While understanding, communication and compromise are the much-needed qualities for a more peaceful human race, the band's longstanding dedication to one another might serve as a source of inspiration to stay united, rather than divided.
Over the course of Garbage's long history, the band has only had one hiatus — the result of stress during the 2005 tour for Bleed Like Me.
"The frustrations were coming to a head and we understood that if we didn't do something about it immediently, we would destroy the thing that we spent building together. So, we did take a hiatus and I think we all learned a lot of valuable lessons during that time — one of which is that we really enjoy making music together and we actually have a pretty incredible chemistry. We're really good for one another because we're so different. We work well together as a team and I think that's probably one of the reasons we've had such a long career."
Manson, who is tredding on 50, recently dyed her trademark red hair, hot pink. And that's the only big change she wants to make. She isn't inclined to make changes to the band setup.
"I just remember waking up one day and thinking I can not be a redhead for another day," she says. "I need a change I felt this desire to look into the mirror and see something differemt."
She repels rumors that she tried to embark on a solo music career path, following the band's hiatus.
"I made some music while the band was on hiatus just because I have to make music in order to feel happy. In order to survive, I feel like I have to make music, but I don't have any intention of being a solo artist," Manson says. "But that being said, I dont know what's going to happen in the future. The band is considerably older than me. If they decide they no longer want to do this or they don't want to tour anymore or what have you, I don't know. But for as long as the band is functioning in a healthy manner, I would much prefer to be with my band."
On Strange Little Birds, the band's dedication shines with Manson taking the spotlight and exposing her raw feelings, which range from outraged and apologetic to vulnerable and empowered.
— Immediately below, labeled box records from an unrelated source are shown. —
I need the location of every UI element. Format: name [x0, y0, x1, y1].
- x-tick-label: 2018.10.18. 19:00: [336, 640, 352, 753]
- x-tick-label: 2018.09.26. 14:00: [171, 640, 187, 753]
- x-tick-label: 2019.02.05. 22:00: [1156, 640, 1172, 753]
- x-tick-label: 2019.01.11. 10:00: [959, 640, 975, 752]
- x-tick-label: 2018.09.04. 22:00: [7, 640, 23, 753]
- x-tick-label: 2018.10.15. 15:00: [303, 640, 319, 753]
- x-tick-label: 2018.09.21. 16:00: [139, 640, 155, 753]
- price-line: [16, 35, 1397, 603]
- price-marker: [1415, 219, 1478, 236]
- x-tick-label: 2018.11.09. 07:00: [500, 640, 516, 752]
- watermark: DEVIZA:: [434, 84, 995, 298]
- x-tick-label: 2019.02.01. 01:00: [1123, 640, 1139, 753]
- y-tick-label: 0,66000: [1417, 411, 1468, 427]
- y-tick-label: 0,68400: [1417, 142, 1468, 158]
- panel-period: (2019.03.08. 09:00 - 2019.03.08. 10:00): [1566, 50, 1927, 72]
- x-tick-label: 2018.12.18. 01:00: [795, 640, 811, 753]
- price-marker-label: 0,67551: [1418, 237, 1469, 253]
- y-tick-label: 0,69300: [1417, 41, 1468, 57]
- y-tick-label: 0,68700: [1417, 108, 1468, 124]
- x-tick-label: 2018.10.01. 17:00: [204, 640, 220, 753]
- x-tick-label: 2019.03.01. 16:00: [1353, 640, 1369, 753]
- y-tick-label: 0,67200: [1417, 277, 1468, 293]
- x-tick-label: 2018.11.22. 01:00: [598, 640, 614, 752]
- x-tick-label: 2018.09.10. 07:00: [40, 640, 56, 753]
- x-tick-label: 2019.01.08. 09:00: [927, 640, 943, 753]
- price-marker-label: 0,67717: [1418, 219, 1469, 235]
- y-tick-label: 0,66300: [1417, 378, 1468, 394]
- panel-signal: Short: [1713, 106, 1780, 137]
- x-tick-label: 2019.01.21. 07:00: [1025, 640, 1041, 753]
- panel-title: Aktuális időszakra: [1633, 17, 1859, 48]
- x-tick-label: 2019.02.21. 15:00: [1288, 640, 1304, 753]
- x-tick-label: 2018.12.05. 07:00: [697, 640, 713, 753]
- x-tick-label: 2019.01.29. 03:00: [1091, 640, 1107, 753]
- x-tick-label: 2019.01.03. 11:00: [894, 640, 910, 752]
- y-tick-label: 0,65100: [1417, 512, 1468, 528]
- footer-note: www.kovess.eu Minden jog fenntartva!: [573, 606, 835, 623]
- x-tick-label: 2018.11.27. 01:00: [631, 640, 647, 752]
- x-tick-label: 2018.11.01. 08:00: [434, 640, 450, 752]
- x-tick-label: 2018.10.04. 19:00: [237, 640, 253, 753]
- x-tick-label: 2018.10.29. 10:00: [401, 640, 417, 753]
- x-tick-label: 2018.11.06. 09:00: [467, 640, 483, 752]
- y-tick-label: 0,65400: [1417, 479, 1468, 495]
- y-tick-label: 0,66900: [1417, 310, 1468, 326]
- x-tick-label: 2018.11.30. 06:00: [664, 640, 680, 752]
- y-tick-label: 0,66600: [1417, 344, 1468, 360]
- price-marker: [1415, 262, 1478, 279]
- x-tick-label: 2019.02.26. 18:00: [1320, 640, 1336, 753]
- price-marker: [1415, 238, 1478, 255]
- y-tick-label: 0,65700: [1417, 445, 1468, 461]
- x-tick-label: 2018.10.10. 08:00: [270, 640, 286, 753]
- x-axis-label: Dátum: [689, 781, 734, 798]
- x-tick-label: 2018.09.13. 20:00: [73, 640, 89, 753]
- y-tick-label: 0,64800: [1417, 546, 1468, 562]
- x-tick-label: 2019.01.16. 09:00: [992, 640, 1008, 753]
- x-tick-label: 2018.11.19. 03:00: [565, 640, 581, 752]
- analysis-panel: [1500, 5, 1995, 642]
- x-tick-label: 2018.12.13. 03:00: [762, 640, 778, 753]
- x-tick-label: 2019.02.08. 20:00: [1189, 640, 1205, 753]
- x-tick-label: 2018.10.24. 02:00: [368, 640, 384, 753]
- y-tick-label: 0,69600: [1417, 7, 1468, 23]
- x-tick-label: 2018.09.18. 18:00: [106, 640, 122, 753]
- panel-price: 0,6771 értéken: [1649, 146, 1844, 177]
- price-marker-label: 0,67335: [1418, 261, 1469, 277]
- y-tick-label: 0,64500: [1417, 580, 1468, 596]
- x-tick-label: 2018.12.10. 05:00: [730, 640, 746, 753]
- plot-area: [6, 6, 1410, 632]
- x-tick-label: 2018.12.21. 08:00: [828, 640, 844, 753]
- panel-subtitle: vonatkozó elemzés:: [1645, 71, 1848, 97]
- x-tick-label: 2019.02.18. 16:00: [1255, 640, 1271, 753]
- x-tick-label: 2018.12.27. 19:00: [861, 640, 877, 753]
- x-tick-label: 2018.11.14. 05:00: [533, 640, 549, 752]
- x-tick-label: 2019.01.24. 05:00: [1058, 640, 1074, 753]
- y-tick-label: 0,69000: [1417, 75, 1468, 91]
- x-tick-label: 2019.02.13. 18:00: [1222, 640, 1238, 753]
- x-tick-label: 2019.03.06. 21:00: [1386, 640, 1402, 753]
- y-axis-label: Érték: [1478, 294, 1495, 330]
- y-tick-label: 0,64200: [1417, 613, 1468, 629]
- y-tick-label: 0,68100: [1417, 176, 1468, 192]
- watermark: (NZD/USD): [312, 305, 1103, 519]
That's a combination that hasn't always been easy for the singer/songwriter, who has long struggled with self-esteem issues.
"When I emerged I was a very scared aggressive individual and I generally sort of put on armor everytime I stepped up to the mic or when I was writing. It was authentic but it was intuitive of self-empowerment. Now I feel, still aggressive unfortunately, but I'm very unafraid of many things," Manson says. "As a result, I felt like the greatest sign of self-empowerment is to be able to admit your failures, weaknesses and mistakes, and I think once you can get to that point you have nothing else left to be afraid of."
For Garbage, straying from the formulated pop soundscape pathway, wasn't so scary. Instead of satisfying the mainstream, they chose to satisfy themselves by writing an album with that incorporates sounds that they like hearing.
"To me, the darker the better. I've always loved dark music, it's what I graviate to," says Manson. "We had to make a record that sounded different from our peers with the intent to annihilate that very upbeat, happy sounding music. We just wanted to be the change in the world that we wanted to see."